November 15, 2013, by Matt
Summer Geoging … Diggers 2012
Briony McDonagh blogs about her summer fieldwork…
While other members of the School of Geography have spent the summer conducting fieldwork in places as far afield as Brazil and Siberia, my research has kept me rather closer to home. In fact, my most recent field experience took place just a couple of hours down the M1 (and round the M25) in Surrey.
Here, Dr. Carl Griffin (University of Sussex) and I visited the Runnymede eco-village, a low-impact, squatter settlement in woodland on the outskirts of Egham. The community – established in June 2012 by a group calling themselves the Diggers 2012 – consists of a communal kitchen and a geodesic dome, which act as meeting spaces at the centre of a widely scattered group of tents, wooden huts and other temporary structures. Built on disused land owned by a private property developer, the camp is envisioned by those living there as a radical community, a challenge to a ‘system in crisis’ and part of a wider political project to reform capitalist property relations and more equitably distribute land. Significantly, despite three attempts by the developer to evict them from the site, the Diggers are still there 15 months on.

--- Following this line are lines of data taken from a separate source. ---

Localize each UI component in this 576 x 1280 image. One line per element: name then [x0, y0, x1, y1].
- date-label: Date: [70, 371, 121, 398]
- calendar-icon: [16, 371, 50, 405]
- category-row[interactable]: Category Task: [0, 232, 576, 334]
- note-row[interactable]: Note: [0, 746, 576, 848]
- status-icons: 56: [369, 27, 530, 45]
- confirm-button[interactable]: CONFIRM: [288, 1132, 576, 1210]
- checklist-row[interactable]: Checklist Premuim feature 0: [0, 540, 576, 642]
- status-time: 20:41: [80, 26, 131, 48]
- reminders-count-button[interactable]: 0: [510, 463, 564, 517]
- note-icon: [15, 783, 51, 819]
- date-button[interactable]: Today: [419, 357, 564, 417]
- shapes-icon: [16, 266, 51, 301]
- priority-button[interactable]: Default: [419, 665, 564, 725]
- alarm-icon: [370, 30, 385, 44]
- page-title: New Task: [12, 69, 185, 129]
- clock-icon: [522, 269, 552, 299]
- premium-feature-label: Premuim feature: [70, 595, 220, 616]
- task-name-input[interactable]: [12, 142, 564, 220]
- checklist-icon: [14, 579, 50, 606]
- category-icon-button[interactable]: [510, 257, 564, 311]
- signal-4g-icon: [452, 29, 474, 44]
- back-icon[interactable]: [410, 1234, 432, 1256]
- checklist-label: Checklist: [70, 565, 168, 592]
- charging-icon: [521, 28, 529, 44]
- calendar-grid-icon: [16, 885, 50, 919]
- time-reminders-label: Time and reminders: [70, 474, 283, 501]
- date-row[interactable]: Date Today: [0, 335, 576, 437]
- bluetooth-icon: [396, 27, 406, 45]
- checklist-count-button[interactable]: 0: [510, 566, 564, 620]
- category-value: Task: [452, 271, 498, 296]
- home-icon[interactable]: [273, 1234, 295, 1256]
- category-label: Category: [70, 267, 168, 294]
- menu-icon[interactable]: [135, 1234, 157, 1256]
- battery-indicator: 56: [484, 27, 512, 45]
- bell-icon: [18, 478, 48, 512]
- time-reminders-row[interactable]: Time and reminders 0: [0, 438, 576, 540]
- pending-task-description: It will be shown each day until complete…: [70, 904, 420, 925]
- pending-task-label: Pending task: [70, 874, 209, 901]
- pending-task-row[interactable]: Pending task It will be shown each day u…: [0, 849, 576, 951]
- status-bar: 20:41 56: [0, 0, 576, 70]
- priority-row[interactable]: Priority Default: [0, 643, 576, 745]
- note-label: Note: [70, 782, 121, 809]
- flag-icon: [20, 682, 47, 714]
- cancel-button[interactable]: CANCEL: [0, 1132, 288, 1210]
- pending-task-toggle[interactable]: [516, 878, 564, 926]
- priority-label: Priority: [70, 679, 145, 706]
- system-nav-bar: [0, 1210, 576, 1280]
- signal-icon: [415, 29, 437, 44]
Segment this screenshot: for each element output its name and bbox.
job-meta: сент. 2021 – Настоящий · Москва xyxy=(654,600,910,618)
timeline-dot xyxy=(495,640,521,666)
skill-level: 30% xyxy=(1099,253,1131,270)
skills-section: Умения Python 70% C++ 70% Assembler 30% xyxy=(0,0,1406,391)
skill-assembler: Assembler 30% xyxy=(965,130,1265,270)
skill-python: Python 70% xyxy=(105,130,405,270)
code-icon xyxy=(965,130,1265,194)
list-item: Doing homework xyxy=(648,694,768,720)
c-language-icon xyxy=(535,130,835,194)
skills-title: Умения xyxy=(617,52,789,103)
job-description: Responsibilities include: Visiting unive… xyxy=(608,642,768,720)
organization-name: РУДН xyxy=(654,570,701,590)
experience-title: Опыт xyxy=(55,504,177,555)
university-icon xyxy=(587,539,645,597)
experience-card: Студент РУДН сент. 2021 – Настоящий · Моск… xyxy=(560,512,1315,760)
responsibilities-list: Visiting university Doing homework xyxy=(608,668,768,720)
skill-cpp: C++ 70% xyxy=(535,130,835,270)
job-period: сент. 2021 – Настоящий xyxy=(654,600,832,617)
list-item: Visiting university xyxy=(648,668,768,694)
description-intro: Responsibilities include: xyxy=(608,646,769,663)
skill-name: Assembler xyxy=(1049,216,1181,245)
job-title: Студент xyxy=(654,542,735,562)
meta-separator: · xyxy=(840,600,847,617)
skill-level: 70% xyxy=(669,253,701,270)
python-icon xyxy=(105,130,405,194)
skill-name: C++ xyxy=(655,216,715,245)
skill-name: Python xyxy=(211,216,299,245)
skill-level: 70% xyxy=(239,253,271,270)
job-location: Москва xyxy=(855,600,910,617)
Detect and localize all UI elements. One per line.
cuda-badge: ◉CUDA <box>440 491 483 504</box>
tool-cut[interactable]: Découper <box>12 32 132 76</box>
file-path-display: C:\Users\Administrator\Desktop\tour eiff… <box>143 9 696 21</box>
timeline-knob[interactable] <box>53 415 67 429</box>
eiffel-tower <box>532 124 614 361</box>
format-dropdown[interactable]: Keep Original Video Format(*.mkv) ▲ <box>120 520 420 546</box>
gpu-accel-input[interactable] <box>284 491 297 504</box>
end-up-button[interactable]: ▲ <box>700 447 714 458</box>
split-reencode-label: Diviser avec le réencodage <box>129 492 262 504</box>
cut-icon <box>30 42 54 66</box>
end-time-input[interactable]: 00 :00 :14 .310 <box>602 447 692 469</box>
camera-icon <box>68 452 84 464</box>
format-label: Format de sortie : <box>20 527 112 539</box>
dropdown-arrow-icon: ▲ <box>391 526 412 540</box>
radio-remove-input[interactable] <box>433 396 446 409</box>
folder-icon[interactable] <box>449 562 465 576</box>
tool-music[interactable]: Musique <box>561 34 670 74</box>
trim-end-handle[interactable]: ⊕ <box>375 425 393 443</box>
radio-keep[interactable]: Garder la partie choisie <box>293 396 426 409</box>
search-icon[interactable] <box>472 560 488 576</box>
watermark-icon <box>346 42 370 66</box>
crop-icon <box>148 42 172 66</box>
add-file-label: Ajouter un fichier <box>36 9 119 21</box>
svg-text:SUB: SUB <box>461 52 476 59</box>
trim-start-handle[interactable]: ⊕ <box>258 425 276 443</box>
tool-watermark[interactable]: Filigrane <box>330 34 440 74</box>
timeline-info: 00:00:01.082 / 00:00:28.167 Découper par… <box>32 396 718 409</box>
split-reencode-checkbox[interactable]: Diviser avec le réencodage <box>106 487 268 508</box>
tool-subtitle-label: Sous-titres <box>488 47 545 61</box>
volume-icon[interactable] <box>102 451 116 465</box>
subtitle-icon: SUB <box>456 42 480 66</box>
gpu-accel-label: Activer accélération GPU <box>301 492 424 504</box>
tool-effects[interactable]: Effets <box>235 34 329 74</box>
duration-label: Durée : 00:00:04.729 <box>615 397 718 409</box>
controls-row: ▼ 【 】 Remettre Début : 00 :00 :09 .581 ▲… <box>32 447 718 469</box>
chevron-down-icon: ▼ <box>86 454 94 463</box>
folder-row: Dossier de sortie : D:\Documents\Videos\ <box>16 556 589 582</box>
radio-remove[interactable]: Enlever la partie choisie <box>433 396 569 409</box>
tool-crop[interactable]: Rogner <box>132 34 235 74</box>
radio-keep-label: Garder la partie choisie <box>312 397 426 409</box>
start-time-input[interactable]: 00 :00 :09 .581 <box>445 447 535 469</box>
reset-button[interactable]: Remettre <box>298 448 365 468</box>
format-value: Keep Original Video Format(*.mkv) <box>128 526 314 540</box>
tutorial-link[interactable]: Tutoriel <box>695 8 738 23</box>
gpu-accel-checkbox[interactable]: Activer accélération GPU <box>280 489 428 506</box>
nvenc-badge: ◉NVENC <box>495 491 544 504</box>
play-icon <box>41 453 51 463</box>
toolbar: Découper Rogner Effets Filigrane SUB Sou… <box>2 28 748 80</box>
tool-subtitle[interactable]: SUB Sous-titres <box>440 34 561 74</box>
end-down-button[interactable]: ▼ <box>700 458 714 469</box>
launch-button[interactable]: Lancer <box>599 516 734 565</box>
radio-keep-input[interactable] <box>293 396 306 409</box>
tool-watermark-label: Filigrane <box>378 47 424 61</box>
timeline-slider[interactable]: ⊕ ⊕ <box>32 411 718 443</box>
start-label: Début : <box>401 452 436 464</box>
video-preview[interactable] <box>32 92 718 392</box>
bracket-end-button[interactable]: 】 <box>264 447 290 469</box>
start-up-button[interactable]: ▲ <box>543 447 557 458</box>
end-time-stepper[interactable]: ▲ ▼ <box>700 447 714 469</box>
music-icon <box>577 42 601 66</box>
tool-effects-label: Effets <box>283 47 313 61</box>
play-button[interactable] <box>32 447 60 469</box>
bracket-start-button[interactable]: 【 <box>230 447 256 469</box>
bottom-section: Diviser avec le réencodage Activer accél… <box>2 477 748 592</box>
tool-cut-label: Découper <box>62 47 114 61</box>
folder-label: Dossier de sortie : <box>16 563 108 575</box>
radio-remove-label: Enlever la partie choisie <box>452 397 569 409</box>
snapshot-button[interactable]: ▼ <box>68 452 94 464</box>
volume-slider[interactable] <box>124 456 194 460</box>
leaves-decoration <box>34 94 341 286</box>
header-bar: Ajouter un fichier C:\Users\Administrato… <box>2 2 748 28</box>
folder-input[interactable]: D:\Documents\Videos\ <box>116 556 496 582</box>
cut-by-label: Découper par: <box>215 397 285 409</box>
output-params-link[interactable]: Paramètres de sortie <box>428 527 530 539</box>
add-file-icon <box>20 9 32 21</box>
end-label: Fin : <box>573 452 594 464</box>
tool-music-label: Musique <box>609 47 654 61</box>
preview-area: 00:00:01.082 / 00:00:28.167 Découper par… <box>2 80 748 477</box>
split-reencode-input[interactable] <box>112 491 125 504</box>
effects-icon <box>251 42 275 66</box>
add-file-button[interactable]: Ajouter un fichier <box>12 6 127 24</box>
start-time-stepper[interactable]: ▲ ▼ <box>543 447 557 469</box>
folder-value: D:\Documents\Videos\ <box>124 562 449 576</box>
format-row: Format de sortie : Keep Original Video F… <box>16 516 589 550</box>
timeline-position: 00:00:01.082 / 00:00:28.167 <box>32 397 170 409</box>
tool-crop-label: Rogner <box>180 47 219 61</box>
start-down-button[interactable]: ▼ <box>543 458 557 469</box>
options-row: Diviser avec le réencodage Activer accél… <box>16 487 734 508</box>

This was our second visit to the Runnymede eco-village, which we’re interested in as part of a larger project on the contemporary land reform movement and their mobilizations of radical history – in this case, the 17th-century Diggers who founded an agrarian community at nearby St George’s Hill. Having slipped and slithered through the mud, we finally found the community amongst the trees – this time in full leaf, which made the site look surprisingly different to our last visit. The Diggers have been busy since then too. There’s now a brick-built oven, two guest houses and some very impressive log dwellings, and the group have identified a new spring and terraced part of the hill slope to grow vegetables. There are also free-range hens pottering about the site, which are kept for eggs though one or two have met their end in the cook’s pot! Given some truly dreadful weather, we spent most of the day hiding from the rain and interviewing the residents over cups of tea, before finally photographing the eco-village and the nearby Magna Carta memorial in surprise evening sunshine. All in a great day!